La web-série belge intitulée “La théorie du Y” illustre d’ailleurs bien l’impression de rejet que peuvent parfois ressentir les personnes bisexuelles. 

“Les gens me disent souvent que je suis forcément d’un côté ou de l’autre de la barrière. Je dis toujours pour rigoler que je suis à cheval dessus” plaisante quant à lui Jean-Charles, qui n’a jamais été en couple avec un homme mais qui les rencontre pour des rapports sexuels, via Internet ou en se rendant dans des saunas gay. 

Si chacun vit sa bisexualité différemment, toutes les personnes interrogées dans cet article se retrouvent sur ce point : de nombreux stéréotypes collent à la peau des bisexuels. “On nous considère comme des personnes qui enchaînent des centaines de partenaires sexuels ! Je me suis parfois sentie jugée. Tout le monde semble s'accorder sur le caractère "indécis" ou "pas fiable" des bisexuels ou pire nier la bisexualité ou la considérer comme une passade ou une mode, comme si on était fofolle au point de juste embrasser une meuf en soirée parce que c'est cool pour la street-cred !” lance Meghane, tenancière de bar à Besançon.

Anna* confirme : “Chez les hétérosexuels c’est souvent - tu es bi ? Tu te tapes tout ce qui bouge. Tu es catégorisé comme ultra open. Pour les homos c’est que tu n’assumes pas vraiment ton homosexualité. Ben non, ce n’est pas vrai ! Je suis amoureuse d’une personne et pas d’un genre. J’ai 30 ans, non je ne me cherche plus, et heureusement !” 

Une étude américaine de 2016, citée dans un article de Slate.fr abordant la question de la biphobie, révèle que 43,5% des participants à cette étude nourrissent une peur envers les hommes bisexuels et 30,9% envers les femmes. 

Le compte Instagram @payetabi (Paye ta biphobie, plus de 10 000 abonnés) recense d’ailleurs les vexations subies par les bisexuels : suspicion, déni, mépris, accusations d’immaturité ou de manque de fiabilité… comme le rappelle Maïa Mazaurette, dans une chronique publiée sur Lemonde.fr.

“Tu peux passer toute ta vie sans que personne ne le sache”

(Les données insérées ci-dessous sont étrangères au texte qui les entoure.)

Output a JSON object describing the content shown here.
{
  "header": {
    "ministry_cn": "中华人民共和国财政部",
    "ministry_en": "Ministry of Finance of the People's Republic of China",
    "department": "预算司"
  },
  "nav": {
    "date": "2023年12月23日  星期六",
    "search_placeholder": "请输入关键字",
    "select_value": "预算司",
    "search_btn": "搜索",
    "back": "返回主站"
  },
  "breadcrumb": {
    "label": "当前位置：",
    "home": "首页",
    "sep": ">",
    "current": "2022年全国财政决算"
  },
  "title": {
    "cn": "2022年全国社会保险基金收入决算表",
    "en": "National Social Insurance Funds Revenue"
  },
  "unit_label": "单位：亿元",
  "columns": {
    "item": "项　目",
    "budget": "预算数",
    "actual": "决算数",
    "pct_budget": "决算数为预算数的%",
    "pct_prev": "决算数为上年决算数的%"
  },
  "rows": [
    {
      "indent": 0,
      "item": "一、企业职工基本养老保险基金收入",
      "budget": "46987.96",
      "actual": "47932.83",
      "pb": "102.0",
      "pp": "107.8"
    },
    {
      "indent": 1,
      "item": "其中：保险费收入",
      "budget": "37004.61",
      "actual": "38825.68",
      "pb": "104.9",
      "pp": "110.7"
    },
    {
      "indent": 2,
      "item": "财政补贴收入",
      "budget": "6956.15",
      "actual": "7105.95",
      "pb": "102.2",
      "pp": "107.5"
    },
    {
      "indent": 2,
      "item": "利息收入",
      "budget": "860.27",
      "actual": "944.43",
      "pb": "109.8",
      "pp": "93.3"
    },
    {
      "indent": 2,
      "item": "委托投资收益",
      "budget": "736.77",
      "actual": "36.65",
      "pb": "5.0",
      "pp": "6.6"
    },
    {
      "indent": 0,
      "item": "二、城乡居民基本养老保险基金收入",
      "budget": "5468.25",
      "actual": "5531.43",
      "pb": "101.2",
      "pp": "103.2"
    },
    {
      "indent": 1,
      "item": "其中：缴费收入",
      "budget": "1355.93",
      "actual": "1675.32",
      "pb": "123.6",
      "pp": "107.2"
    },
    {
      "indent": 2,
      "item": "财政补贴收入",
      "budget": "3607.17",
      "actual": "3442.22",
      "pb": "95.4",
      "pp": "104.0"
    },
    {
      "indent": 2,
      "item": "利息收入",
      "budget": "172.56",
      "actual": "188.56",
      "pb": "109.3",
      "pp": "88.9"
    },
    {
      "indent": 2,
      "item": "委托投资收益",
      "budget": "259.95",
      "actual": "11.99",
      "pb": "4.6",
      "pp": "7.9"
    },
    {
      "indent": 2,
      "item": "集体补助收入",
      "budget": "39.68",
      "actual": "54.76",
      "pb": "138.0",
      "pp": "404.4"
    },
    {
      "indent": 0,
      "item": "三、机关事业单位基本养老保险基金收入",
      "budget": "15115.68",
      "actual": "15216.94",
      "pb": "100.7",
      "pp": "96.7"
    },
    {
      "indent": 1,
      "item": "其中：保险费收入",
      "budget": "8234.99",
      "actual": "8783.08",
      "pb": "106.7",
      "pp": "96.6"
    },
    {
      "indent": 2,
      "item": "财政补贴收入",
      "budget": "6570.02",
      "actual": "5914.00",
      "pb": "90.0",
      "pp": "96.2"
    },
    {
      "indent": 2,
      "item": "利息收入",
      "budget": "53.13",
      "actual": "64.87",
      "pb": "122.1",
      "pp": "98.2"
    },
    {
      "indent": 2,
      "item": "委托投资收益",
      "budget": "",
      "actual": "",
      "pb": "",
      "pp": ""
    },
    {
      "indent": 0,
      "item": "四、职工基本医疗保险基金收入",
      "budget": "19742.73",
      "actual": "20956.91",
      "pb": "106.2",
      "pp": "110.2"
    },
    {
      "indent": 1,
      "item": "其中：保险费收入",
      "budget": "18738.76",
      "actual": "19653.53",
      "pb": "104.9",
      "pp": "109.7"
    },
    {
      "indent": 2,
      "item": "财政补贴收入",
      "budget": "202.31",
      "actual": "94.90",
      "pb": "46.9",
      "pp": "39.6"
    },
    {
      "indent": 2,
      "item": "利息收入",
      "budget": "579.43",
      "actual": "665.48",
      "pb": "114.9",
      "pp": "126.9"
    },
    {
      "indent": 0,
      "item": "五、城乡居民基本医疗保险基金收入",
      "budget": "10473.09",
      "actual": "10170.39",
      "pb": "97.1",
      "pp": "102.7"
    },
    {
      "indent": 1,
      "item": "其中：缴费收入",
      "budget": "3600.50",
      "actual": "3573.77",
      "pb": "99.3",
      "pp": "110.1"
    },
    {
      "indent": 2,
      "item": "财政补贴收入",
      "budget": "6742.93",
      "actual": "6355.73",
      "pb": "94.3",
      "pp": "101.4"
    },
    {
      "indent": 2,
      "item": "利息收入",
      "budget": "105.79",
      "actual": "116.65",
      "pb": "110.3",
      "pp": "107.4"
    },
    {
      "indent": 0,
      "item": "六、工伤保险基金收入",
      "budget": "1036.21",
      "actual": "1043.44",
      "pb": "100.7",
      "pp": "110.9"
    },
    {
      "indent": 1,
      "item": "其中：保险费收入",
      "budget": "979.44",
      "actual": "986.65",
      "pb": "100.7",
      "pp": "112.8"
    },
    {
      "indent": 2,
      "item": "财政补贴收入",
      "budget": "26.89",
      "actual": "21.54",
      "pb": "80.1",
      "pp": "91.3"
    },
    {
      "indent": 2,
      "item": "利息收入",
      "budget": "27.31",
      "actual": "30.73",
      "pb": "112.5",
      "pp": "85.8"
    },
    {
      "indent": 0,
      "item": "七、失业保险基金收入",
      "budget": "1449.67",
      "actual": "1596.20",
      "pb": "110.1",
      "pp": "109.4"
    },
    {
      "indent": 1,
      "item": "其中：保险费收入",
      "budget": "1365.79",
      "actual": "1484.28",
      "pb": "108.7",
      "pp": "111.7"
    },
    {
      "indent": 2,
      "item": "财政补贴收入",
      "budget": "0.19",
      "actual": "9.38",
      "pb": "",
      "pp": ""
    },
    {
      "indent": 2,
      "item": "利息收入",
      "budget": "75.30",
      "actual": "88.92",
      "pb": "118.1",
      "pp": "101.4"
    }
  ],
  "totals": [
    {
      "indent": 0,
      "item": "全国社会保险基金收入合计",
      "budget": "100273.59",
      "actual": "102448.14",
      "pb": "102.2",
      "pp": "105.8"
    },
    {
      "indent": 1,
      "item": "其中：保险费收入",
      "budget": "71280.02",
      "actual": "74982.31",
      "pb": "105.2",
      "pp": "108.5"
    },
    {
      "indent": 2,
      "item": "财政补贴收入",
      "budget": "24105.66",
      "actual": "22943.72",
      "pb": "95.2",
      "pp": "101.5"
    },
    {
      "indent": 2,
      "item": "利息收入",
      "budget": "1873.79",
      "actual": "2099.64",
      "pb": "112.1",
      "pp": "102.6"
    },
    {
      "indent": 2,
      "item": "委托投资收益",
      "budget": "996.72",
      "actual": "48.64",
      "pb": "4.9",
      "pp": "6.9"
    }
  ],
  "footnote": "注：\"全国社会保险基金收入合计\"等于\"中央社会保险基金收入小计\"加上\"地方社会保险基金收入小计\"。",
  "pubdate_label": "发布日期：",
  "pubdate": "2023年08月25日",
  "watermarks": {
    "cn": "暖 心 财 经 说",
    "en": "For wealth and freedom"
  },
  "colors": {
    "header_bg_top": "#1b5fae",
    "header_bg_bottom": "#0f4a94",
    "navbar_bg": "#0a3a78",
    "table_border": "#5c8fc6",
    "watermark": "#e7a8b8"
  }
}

“Il n’y a pas un aspect communautaire assez fort chez les bisexuels. On arrive à passer entre les gouttes. Tu peux passer toute ta vie sans que personne ne sache que tu es bi. Ça peut être ton jardin secret. Pour les homos c’est plus dur” explique Jean-Charles, qui aime le côté libéré et instinctif des relations avec les hommes. Il précise : “Moi par exemple, je suis catalogué dans les hétérosexuels dans la vie de tous les jours. Si moi, de moi-même, je ne le dis pas, ça ne se voit pas. J’ai cette chance là. Enfin, cette chance... J’ai déjà eu peur de me faire casser la gueule. J’y pense en tout cas quand je sors d’un lieu référencé gay.”

Et d’ajouter : “Mais, on se repère entre nous. C’est assez fou. Quand je vais au sauna, les mecs captent directement que je suis bi et pas complètement gay.”

La sexualité est propre à chacun. C’est une manière extrêmement personnelle de vivre son rapport aux autres, à son corps et à son intimité. 

L’exemple de Lucien* est parlant. Ce Franc-Comtois âgé de 30 ans a eu plusieurs expériences sexuelles avec des hommes mais se définit comme hétérosexuel. Pourquoi ? “J'ai eu des relations homosexuelles, des relations sexuelles à trois et des relations sexuelles avec des femmes, le plus souvent. Certains hommes m'attirent mais surtout sur le plan psychique. Je peux avoir envie d'un homme, mais force est de constater que mon corps ne réagit pas vraiment...” détaille-t-il. “Je suis un hétérosexuel qui n'a pas peur de vivre des expériences.” 

Finalement, seul un individu peut se définir réellement en fonction de ses propres codes. Partant de ce principe, inutile de juger les comportements des autres, du moment qu’ils ne nuisent à personne et qu’ils respectent le consentement de chacun. 

*Pour garantir l’anonymat, ces prénoms ont été changés.